The SUV swung 180 degrees during the impact and slowly caught fire, state police said.
Jackson said he and several others, including two or three people who said they were trained in First Aid and an off-duty police officer, found Gould slumped between the front seats. The SUV’s airbags apparently deployed properly. Gould never regained consciousness, he said.
Other passers-by armed with fire extinguishers doused the flames that eventually appeared, Jackson said. The rescuers considered trying to get Gould from the SUV but feared that moving her would worsen her injuries.

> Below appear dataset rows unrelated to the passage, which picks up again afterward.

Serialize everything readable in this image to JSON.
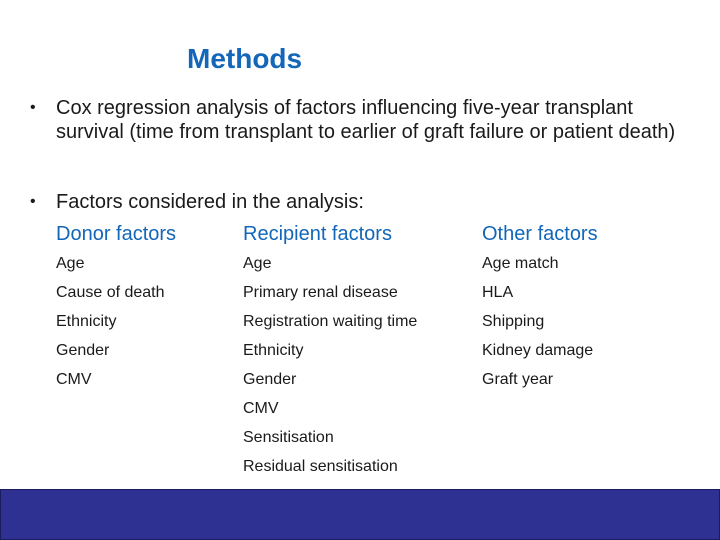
{
  "title": "Methods",
  "bullets": [
    {
      "symbol": "•",
      "text": "Cox regression analysis of factors influencing five-year transplant survival (time from transplant to earlier of graft failure or patient death)"
    },
    {
      "symbol": "•",
      "text": "Factors considered in the analysis:"
    }
  ],
  "columns": {
    "donor": {
      "header": "Donor factors",
      "items": [
        "Age",
        "Cause of death",
        "Ethnicity",
        "Gender",
        "CMV"
      ]
    },
    "recipient": {
      "header": "Recipient factors",
      "items": [
        "Age",
        "Primary renal disease",
        "Registration waiting time",
        "Ethnicity",
        "Gender",
        "CMV",
        "Sensitisation",
        "Residual sensitisation"
      ]
    },
    "other": {
      "header": "Other factors",
      "items": [
        "Age match",
        "HLA",
        "Shipping",
        "Kidney damage",
        "Graft year"
      ]
    }
  },
  "colors": {
    "title": "#1366b8",
    "column_header": "#1366b8",
    "footer_bar": "#2e3192"
  }
}
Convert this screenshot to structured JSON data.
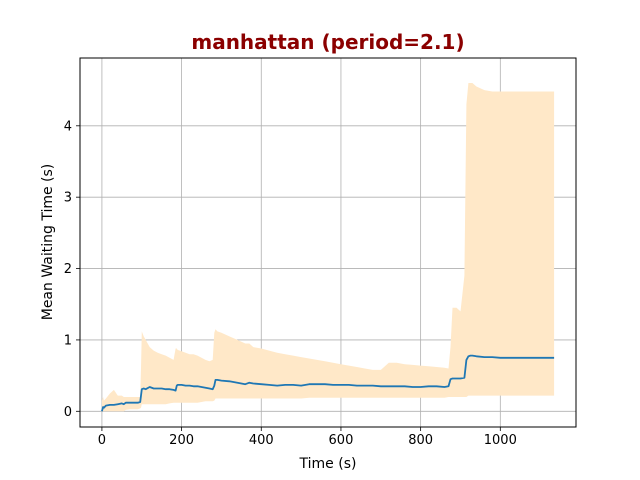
{
  "chart_data": {
    "type": "line",
    "title": "manhattan (period=2.1)",
    "xlabel": "Time (s)",
    "ylabel": "Mean Waiting Time (s)",
    "xlim": [
      -55,
      1190
    ],
    "ylim": [
      -0.22,
      4.95
    ],
    "xticks": [
      0,
      200,
      400,
      600,
      800,
      1000
    ],
    "yticks": [
      0,
      1,
      2,
      3,
      4
    ],
    "grid": true,
    "colors": {
      "line": "#1f77b4",
      "band": "#ffe8c8",
      "title": "#8b0000",
      "grid": "#b0b0b0"
    },
    "series": [
      {
        "x": [
          0,
          3,
          5,
          10,
          20,
          30,
          40,
          50,
          55,
          60,
          70,
          80,
          90,
          96,
          98,
          100,
          105,
          110,
          120,
          130,
          140,
          150,
          160,
          170,
          180,
          185,
          188,
          190,
          200,
          210,
          220,
          230,
          240,
          250,
          260,
          270,
          278,
          282,
          285,
          290,
          300,
          320,
          340,
          360,
          370,
          380,
          400,
          420,
          440,
          460,
          480,
          500,
          520,
          540,
          560,
          580,
          600,
          620,
          640,
          660,
          680,
          700,
          720,
          740,
          760,
          780,
          800,
          820,
          840,
          860,
          870,
          875,
          880,
          890,
          900,
          910,
          915,
          920,
          925,
          930,
          940,
          960,
          980,
          1000,
          1050,
          1100,
          1135
        ],
        "y": [
          0.0,
          0.06,
          0.05,
          0.08,
          0.09,
          0.09,
          0.1,
          0.11,
          0.1,
          0.12,
          0.12,
          0.12,
          0.12,
          0.13,
          0.22,
          0.31,
          0.32,
          0.31,
          0.34,
          0.32,
          0.32,
          0.32,
          0.31,
          0.31,
          0.3,
          0.29,
          0.36,
          0.37,
          0.37,
          0.36,
          0.36,
          0.35,
          0.35,
          0.34,
          0.33,
          0.32,
          0.31,
          0.36,
          0.44,
          0.44,
          0.43,
          0.42,
          0.4,
          0.38,
          0.4,
          0.39,
          0.38,
          0.37,
          0.36,
          0.37,
          0.37,
          0.36,
          0.38,
          0.38,
          0.38,
          0.37,
          0.37,
          0.37,
          0.36,
          0.36,
          0.36,
          0.35,
          0.35,
          0.35,
          0.35,
          0.34,
          0.34,
          0.35,
          0.35,
          0.34,
          0.35,
          0.45,
          0.46,
          0.46,
          0.46,
          0.47,
          0.72,
          0.77,
          0.78,
          0.78,
          0.77,
          0.76,
          0.76,
          0.75,
          0.75,
          0.75,
          0.75
        ],
        "lower": [
          0.0,
          0.0,
          0.0,
          0.0,
          0.0,
          0.0,
          0.0,
          0.0,
          0.0,
          0.02,
          0.03,
          0.03,
          0.03,
          0.04,
          0.05,
          0.1,
          0.1,
          0.1,
          0.1,
          0.1,
          0.1,
          0.1,
          0.1,
          0.11,
          0.12,
          0.12,
          0.12,
          0.12,
          0.12,
          0.12,
          0.12,
          0.12,
          0.12,
          0.13,
          0.14,
          0.14,
          0.14,
          0.15,
          0.18,
          0.18,
          0.18,
          0.18,
          0.18,
          0.18,
          0.18,
          0.18,
          0.18,
          0.18,
          0.18,
          0.18,
          0.18,
          0.18,
          0.19,
          0.19,
          0.19,
          0.19,
          0.19,
          0.19,
          0.19,
          0.19,
          0.19,
          0.19,
          0.19,
          0.19,
          0.19,
          0.19,
          0.19,
          0.19,
          0.19,
          0.19,
          0.2,
          0.2,
          0.2,
          0.2,
          0.2,
          0.2,
          0.2,
          0.22,
          0.22,
          0.22,
          0.22,
          0.22,
          0.22,
          0.22,
          0.22,
          0.22,
          0.22
        ],
        "upper": [
          0.15,
          0.2,
          0.15,
          0.18,
          0.25,
          0.3,
          0.22,
          0.22,
          0.2,
          0.2,
          0.2,
          0.2,
          0.2,
          0.2,
          0.6,
          1.12,
          1.05,
          1.0,
          0.9,
          0.85,
          0.82,
          0.8,
          0.78,
          0.75,
          0.72,
          0.88,
          0.88,
          0.86,
          0.84,
          0.82,
          0.8,
          0.8,
          0.78,
          0.75,
          0.72,
          0.7,
          0.72,
          1.1,
          1.15,
          1.12,
          1.1,
          1.05,
          1.0,
          0.95,
          0.95,
          0.9,
          0.88,
          0.85,
          0.82,
          0.8,
          0.78,
          0.76,
          0.74,
          0.72,
          0.7,
          0.68,
          0.66,
          0.64,
          0.62,
          0.6,
          0.58,
          0.58,
          0.68,
          0.68,
          0.66,
          0.65,
          0.64,
          0.63,
          0.62,
          0.61,
          0.6,
          0.9,
          1.45,
          1.45,
          1.4,
          1.9,
          4.3,
          4.6,
          4.6,
          4.6,
          4.55,
          4.5,
          4.48,
          4.48,
          4.48,
          4.48,
          4.48
        ]
      }
    ]
  }
}
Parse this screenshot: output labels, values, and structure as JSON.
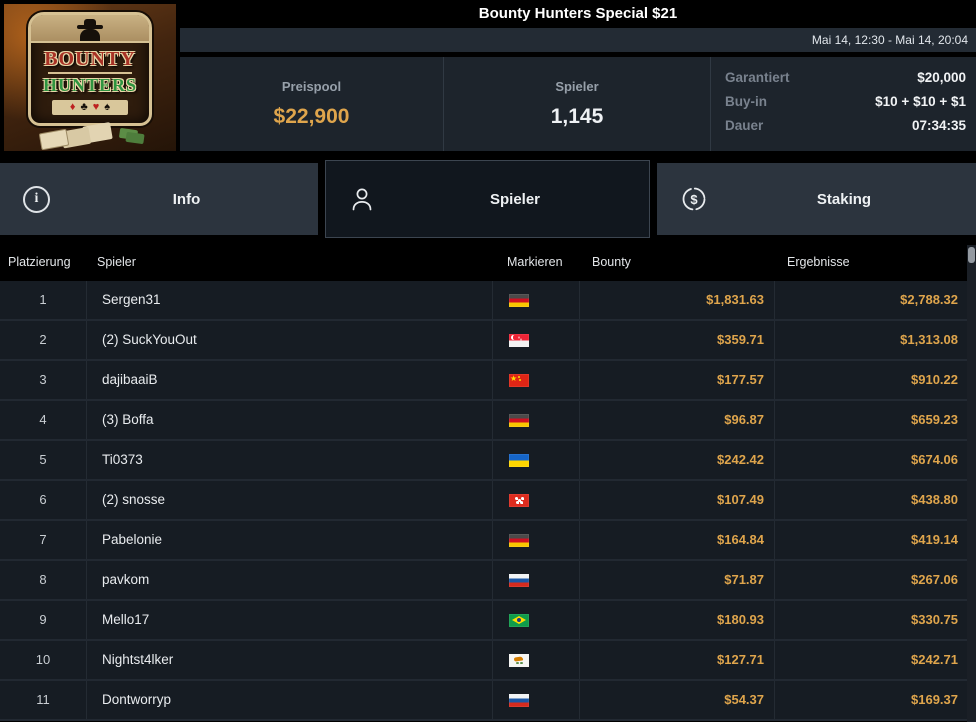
{
  "colors": {
    "accent_gold": "#dfa54c"
  },
  "window": {
    "title": "Bounty Hunters Special $21",
    "date_range": "Mai 14, 12:30 - Mai 14, 20:04"
  },
  "logo": {
    "line1": "BOUNTY",
    "line2": "HUNTERS",
    "suits": [
      {
        "glyph": "♦",
        "color": "red"
      },
      {
        "glyph": "♣",
        "color": "black"
      },
      {
        "glyph": "♥",
        "color": "red"
      },
      {
        "glyph": "♠",
        "color": "black"
      }
    ]
  },
  "stats": {
    "prizepool": {
      "label": "Preispool",
      "value": "$22,900"
    },
    "players": {
      "label": "Spieler",
      "value": "1,145"
    },
    "details": [
      {
        "label": "Garantiert",
        "value": "$20,000"
      },
      {
        "label": "Buy-in",
        "value": "$10 + $10 + $1"
      },
      {
        "label": "Dauer",
        "value": "07:34:35"
      }
    ]
  },
  "tabs": [
    {
      "label": "Info",
      "icon": "info-icon",
      "active": false
    },
    {
      "label": "Spieler",
      "icon": "person-icon",
      "active": true
    },
    {
      "label": "Staking",
      "icon": "staking-icon",
      "active": false
    }
  ],
  "table": {
    "columns": [
      "Platzierung",
      "Spieler",
      "Markieren",
      "Bounty",
      "Ergebnisse"
    ],
    "rows": [
      {
        "rank": "1",
        "player": "Sergen31",
        "country": "germany",
        "flag": "de",
        "bounty": "$1,831.63",
        "result": "$2,788.32"
      },
      {
        "rank": "2",
        "player": "(2) SuckYouOut",
        "country": "singapore",
        "flag": "sg",
        "bounty": "$359.71",
        "result": "$1,313.08"
      },
      {
        "rank": "3",
        "player": "dajibaaiB",
        "country": "china",
        "flag": "cn",
        "bounty": "$177.57",
        "result": "$910.22"
      },
      {
        "rank": "4",
        "player": "(3) Boffa",
        "country": "germany",
        "flag": "de",
        "bounty": "$96.87",
        "result": "$659.23"
      },
      {
        "rank": "5",
        "player": "Ti0373",
        "country": "ukraine",
        "flag": "ua",
        "bounty": "$242.42",
        "result": "$674.06"
      },
      {
        "rank": "6",
        "player": "(2) snosse",
        "country": "hong-kong",
        "flag": "hk",
        "bounty": "$107.49",
        "result": "$438.80"
      },
      {
        "rank": "7",
        "player": "Pabelonie",
        "country": "germany",
        "flag": "de",
        "bounty": "$164.84",
        "result": "$419.14"
      },
      {
        "rank": "8",
        "player": "pavkom",
        "country": "russia",
        "flag": "ru",
        "bounty": "$71.87",
        "result": "$267.06"
      },
      {
        "rank": "9",
        "player": "Mello17",
        "country": "brazil",
        "flag": "br",
        "bounty": "$180.93",
        "result": "$330.75"
      },
      {
        "rank": "10",
        "player": "Nightst4lker",
        "country": "cyprus",
        "flag": "cy",
        "bounty": "$127.71",
        "result": "$242.71"
      },
      {
        "rank": "11",
        "player": "Dontworryp",
        "country": "russia",
        "flag": "ru",
        "bounty": "$54.37",
        "result": "$169.37"
      }
    ]
  }
}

Jackson saw nothing that could have caused or contributed to the accident, he said. The road was wet from a light mist but not enough to cause hydroplaning. No animals darted into the road in front of them, and no other vehicles were apparent, he said.
“This was a medical thing. Something happened to this woman before she went off road,” Jackson said. “It’s my guess that she was maybe having a stroke.”
State police will examine Gould’s vehicle to determine if any defects caused the accident. Trooper Adam Coover, who is investigating the accident, did not immediately return a telephone message seeking comment Friday.
The accident was the first Jackson had seen since he began driving truck full time about four years ago. He typically hauls Maine-made products or raw materials, including trees and potatoes, from Maine anywhere east of the Mississippi River, he said.